We’re almost seven years out from the financial crisis of 2008 that took a big chunk of money from a lot of investors, but the emotions surrounding that event still run high. It’s difficult to balance risk and return, especially when markets can be tumultuous. Investing is not all about the numbers; it’s important to manage the emotions that go along with the ups and downs of the stock market. It can really hurt your overall returns if you are making portfolio changes often because of market changes or news stories. Studies show that your overall returns are worse the more you change your portfolio. The article does not recommend investing in individual stocks because you truly never know what could happen to that company in the next thirty years. Their recommendation is to use broad index funds. This approach also helps to avoid the sequence of returns risk. This happens when you have to start taking money out during a down market. It is almost impossible to make up for the losses in both return and assets in this unfortunate situation.

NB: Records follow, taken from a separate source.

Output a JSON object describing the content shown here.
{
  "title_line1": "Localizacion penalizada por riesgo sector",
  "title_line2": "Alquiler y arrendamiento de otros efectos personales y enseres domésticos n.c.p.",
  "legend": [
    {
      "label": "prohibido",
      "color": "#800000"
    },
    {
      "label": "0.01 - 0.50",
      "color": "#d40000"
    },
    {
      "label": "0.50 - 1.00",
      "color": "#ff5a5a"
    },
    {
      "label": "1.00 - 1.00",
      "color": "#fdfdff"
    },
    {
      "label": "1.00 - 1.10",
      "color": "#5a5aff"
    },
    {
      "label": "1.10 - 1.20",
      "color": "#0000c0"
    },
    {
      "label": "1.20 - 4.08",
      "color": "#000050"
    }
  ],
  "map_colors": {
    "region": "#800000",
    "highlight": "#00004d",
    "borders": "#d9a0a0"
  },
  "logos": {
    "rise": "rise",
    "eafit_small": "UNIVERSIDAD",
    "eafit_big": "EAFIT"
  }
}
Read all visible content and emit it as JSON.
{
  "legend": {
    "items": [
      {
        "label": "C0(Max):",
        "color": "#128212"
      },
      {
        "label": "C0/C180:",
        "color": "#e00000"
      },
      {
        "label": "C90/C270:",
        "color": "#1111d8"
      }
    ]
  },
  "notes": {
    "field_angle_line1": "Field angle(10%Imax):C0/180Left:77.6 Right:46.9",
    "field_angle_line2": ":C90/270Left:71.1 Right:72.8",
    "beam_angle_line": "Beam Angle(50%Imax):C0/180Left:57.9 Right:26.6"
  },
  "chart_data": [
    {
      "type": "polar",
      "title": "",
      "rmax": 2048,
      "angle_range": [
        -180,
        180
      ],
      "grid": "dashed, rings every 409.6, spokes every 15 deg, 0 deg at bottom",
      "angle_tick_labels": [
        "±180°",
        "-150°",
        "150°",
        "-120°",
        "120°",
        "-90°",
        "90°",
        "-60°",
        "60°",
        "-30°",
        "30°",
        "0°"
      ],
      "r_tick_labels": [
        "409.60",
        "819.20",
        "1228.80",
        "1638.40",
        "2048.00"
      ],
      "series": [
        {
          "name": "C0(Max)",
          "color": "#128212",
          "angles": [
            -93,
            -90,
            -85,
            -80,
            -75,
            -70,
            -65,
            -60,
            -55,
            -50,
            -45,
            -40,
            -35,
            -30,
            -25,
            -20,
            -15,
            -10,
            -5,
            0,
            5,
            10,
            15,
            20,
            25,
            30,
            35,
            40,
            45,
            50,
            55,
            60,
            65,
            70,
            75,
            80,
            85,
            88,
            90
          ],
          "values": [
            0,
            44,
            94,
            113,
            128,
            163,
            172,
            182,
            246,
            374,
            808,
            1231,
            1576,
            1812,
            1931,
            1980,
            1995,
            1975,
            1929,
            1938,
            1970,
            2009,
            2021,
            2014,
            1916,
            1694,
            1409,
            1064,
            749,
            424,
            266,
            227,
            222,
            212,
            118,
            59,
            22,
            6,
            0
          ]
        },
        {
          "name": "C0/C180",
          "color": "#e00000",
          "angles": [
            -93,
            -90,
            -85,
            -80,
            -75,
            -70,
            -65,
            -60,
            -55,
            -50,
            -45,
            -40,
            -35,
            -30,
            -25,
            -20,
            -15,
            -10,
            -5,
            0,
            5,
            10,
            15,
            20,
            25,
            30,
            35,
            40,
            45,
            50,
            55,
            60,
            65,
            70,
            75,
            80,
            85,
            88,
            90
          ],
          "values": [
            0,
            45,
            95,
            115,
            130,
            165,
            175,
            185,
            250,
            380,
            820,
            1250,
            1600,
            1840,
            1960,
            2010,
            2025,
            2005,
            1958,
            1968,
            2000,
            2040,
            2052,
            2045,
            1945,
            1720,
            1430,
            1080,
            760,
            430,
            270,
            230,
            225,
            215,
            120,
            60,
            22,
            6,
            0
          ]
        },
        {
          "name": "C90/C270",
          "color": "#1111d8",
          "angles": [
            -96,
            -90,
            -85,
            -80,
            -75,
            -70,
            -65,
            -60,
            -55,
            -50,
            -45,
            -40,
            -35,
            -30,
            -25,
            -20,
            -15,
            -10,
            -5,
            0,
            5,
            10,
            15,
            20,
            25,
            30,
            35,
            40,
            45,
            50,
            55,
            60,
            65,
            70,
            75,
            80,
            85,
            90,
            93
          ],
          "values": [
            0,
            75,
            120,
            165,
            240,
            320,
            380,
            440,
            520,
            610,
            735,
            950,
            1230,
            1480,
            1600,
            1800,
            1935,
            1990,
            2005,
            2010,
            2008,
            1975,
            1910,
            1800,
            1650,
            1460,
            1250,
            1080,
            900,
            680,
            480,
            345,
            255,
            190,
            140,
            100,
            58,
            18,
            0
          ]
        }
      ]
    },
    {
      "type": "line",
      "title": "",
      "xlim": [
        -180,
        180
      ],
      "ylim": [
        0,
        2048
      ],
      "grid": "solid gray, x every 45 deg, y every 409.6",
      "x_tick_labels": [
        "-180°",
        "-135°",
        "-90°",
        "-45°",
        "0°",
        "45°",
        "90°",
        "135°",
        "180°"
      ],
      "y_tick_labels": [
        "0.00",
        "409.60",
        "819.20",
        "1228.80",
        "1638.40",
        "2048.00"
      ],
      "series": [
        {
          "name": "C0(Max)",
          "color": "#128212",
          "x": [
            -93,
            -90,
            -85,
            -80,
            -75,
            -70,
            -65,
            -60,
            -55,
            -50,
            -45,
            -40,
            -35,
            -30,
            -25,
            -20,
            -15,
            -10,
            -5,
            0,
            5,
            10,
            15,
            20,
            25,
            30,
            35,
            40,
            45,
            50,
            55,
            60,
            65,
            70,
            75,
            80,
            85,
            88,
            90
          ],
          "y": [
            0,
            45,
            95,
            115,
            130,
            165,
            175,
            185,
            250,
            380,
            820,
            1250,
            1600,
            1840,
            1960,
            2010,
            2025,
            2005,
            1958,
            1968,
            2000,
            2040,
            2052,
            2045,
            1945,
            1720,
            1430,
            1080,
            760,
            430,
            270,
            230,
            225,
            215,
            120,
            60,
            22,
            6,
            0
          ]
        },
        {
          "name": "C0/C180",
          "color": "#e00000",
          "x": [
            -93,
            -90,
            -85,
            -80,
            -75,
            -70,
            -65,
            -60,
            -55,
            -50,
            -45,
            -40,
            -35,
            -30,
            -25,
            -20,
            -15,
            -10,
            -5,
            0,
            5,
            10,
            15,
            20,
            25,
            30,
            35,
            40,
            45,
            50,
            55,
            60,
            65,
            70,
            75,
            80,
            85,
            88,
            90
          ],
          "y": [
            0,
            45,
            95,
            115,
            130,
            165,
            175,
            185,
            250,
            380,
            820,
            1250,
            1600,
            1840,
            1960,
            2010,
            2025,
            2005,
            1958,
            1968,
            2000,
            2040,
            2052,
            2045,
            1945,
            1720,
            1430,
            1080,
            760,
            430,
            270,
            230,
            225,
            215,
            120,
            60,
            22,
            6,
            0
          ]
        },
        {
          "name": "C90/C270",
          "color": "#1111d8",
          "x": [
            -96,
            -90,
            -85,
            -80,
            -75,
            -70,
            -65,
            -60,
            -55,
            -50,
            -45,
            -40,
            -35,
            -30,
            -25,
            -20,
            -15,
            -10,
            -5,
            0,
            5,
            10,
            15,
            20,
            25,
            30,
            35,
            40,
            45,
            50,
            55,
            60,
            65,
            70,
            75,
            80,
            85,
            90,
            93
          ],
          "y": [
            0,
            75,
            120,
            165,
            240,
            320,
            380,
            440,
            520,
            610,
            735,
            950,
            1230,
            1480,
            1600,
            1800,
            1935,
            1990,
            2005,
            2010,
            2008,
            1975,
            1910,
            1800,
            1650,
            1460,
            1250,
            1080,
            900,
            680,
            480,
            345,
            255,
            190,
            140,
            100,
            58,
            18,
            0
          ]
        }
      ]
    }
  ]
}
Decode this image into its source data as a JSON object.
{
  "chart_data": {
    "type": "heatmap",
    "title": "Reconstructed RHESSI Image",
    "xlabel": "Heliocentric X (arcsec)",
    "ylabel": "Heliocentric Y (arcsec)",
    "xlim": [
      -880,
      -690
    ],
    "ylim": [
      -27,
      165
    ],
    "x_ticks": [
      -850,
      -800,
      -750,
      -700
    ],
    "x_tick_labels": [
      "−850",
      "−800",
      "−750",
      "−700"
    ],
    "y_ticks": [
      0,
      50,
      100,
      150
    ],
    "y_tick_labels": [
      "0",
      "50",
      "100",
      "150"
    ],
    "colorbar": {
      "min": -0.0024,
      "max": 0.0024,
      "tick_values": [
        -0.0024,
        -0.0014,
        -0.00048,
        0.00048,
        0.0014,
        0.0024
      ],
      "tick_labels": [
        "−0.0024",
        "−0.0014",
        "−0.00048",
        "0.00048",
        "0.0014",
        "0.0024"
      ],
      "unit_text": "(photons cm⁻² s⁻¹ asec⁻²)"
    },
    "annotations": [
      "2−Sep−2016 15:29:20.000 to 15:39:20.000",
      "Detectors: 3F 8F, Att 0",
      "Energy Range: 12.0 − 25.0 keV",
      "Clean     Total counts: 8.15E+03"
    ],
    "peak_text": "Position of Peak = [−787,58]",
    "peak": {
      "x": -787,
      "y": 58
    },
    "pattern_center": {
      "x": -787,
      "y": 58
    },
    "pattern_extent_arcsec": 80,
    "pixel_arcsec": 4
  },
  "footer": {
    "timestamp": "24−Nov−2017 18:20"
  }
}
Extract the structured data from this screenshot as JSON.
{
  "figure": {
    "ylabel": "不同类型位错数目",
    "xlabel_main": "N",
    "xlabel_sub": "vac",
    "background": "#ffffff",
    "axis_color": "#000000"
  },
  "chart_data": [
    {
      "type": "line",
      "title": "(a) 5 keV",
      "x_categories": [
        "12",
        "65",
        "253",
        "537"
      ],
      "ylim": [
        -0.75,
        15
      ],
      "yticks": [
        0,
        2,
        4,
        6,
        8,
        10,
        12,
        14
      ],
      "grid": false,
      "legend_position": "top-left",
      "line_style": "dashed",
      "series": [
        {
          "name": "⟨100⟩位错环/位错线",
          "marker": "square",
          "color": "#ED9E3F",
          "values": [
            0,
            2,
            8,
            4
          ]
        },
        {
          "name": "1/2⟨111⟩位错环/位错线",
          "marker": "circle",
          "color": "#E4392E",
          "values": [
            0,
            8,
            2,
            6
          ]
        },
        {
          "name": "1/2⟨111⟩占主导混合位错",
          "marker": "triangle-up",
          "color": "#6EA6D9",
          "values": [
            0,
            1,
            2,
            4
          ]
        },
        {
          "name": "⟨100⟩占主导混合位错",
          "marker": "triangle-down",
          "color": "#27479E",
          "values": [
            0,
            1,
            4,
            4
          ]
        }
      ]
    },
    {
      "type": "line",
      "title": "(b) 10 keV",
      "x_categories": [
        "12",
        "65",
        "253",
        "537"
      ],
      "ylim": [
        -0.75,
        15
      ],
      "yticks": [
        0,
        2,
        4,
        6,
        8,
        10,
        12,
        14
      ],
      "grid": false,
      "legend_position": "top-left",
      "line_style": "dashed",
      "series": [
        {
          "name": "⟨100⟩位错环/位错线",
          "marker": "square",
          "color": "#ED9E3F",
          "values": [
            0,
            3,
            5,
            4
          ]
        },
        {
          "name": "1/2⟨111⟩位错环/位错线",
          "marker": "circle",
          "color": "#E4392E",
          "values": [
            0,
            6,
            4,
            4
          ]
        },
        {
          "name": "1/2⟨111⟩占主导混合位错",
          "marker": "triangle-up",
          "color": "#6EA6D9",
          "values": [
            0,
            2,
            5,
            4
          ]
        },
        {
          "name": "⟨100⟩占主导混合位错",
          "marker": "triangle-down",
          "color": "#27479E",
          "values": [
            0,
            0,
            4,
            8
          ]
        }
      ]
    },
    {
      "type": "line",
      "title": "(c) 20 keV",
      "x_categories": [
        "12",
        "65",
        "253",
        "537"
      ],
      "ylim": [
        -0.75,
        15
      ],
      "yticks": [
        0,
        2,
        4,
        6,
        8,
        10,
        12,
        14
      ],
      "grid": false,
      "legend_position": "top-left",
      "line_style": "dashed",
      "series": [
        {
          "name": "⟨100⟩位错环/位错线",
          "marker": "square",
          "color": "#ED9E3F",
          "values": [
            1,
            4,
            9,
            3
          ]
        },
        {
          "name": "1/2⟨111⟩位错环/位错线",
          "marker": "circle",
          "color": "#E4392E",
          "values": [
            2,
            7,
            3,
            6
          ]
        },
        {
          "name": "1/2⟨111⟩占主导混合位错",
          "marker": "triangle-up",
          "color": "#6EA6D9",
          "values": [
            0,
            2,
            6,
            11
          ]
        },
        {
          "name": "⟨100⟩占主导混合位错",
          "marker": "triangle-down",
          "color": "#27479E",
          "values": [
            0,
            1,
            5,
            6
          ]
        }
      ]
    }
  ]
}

This is why a lot of people turn to income annuities with some of their retirement savings. We talk a lot about Wade Pfau’s important retirement income research. His solution to the sequence of returns problem is to put your money in a combination of stocks and a fixed single premium immediate annuity. Even though this strategy takes some of your money out of the stock market, it offers insurance against market downturns early in your retirement. He recommends income annuities as a bond replacement. Pfau says that you can certainly account for the sequence of returns risk if all of your money is in stocks, but it requires a mindset that many Americans don’t have. You have to reduce your spending and expenses during the years that the markets are down. I don’t know a lot of people who would enjoy reducing their spending when they could’ve kept it the same by using an income annuity for fixed payments. It’s difficult to plan for the future because you truly don’t know what is ahead. Including an income annuity in your retirement plan allows you the peace of mind of knowing that you will continue to receive a fixed amount of income monthly regardless of what happens in the stock market.